Rain races are no longer acceptable
What was the greatest miracle? On the racetrack that Kimi Raikkonen was not hit by anyone at the Brazilian GP after his spin. Esteban Ocon saved Räikkönen's life with his evasive maneuver, and so did his. No halo would have helped. Against a head-on collision at 300 km /h, Fernando Alonso's accident in Melbourne would have been a harmless slip. Behind the scenes, it was the rescue of Sauber. A Swedish global corporation buys a Swiss team. It's good that there are still people with money who are real fans. We do a favor not to tell the Lord who is at stake. He doesn't want it and he deserves it.
The race in Brazil brings us straight to the most terrifying realization of the year. On certain racetracks, races in the rain are irresponsibly dangerous and therefore no longer acceptable. Anyone who demands a halo is not even allowed to start in Interlagos. It's sad, but it was. The cars are so sophisticated that you can no longer drive them on a wet track. It doesn't matter whether the rain tires are to blame in the end. Maybe you can't build tires that displace enough water on the straight at 310 km /h?
What's next: a race in two parts?
The biggest annoyance? Pointless rule changes that don't even last a season. I don't want to criticize the new qualification format that was buried after two races. Not even the ban on giving instructions to the driver by radio. Both made sense in theory. It just didn't fit into our perfect Formula 1 world. The qualifying mode failed because of the short-lived Pirelli tires. The radio ban on technology that is so complicated that it no longer works without driving aids. The lesson from this should actually have been to wonder if the sport shouldn't go back to basics. Instead, the wheel keeps turning. We will experience new rules again next year with the sole aim of artificially improving the show. I'm predicting a race in two parts or a partially reversed starting grid in the near future.
What was the most exciting new technical development? There was no real coup, and when it did, it remained invisible. Like the Mercedes chassis with hydraulically controlled roll and ground clearance control. The rest was detailed development, such as the jagged baffles in front of the side pods from Mercedes or the high-speed rear wing inWaveform from HaasF1.
How will Formula 1 be without Bernie?
Who will we miss? Felipe Massa probably not. I'm afraid the Brazilian will go soft and accept Williams' offer to hang on for another year. Jenson Button yes, because I think it was a withdrawal without a return ticket. Herbie Blash as a good spirit in the race management team. Ron Dennis? Probably not, despite his life's work. It was time for a generation change at McLaren.
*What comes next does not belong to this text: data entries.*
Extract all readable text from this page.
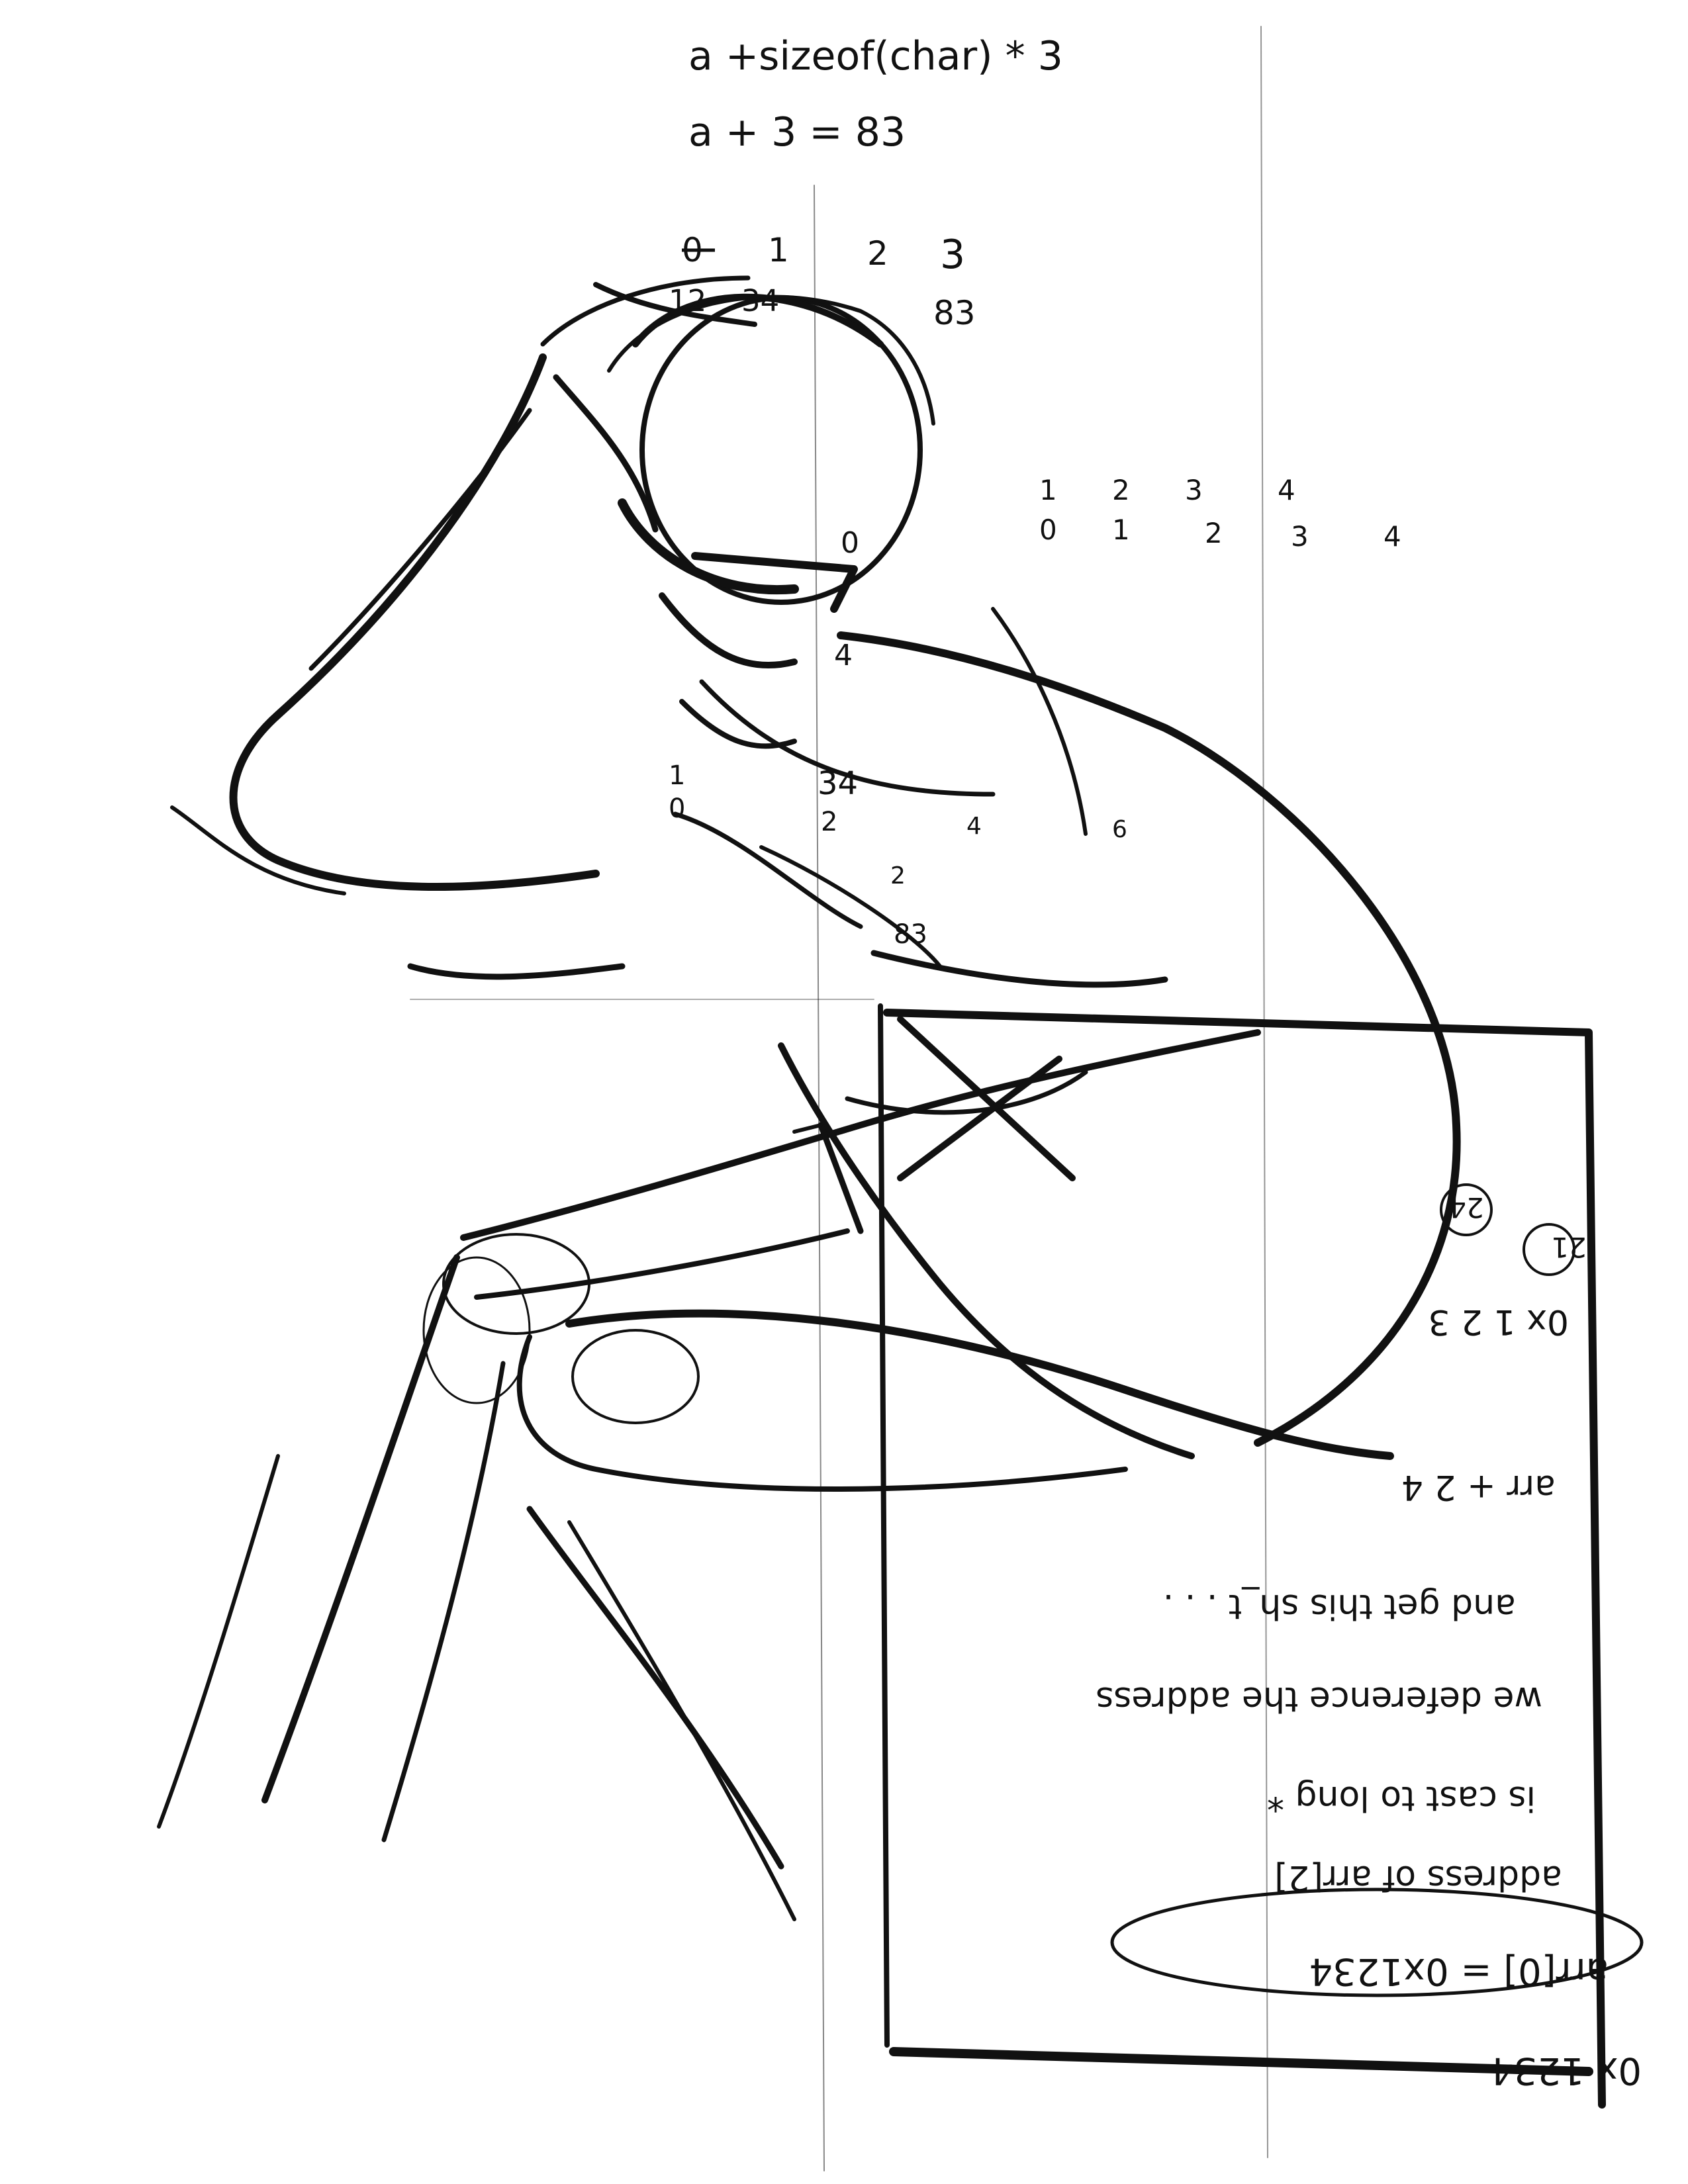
a +sizeof(char) * 3
a + 3 = 83
0 1 2 3
12 34	83
1 2 3	4
0 1	2 3	4
1	34
0	2	4	6
2
83
0
4
21
24
0x 1 2 3
arr + 2 4
and get this sh_t . . .
we deference the address
is cast to long *
address of arr[2]
arr[0] = 0x1234
0x 1234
And Bernie Ecclestone? It could happen that we won't see the face of Formula 1 again next year. Many have railed against him, and some are already in the starting blocks to take over his job. I bet no one will be like Bernie. Whoever does his job, in 20, 30 or 40 years' time you will hardly say a word if he leaves. If he can take it that long at all.
I haven't made up my mind whether the sale to Liberty Media was a good thing. Some plans, like the introduction of a budget cap, sound reasonable. Others like increasing the number of races don't. We don't need more races, we need better ones.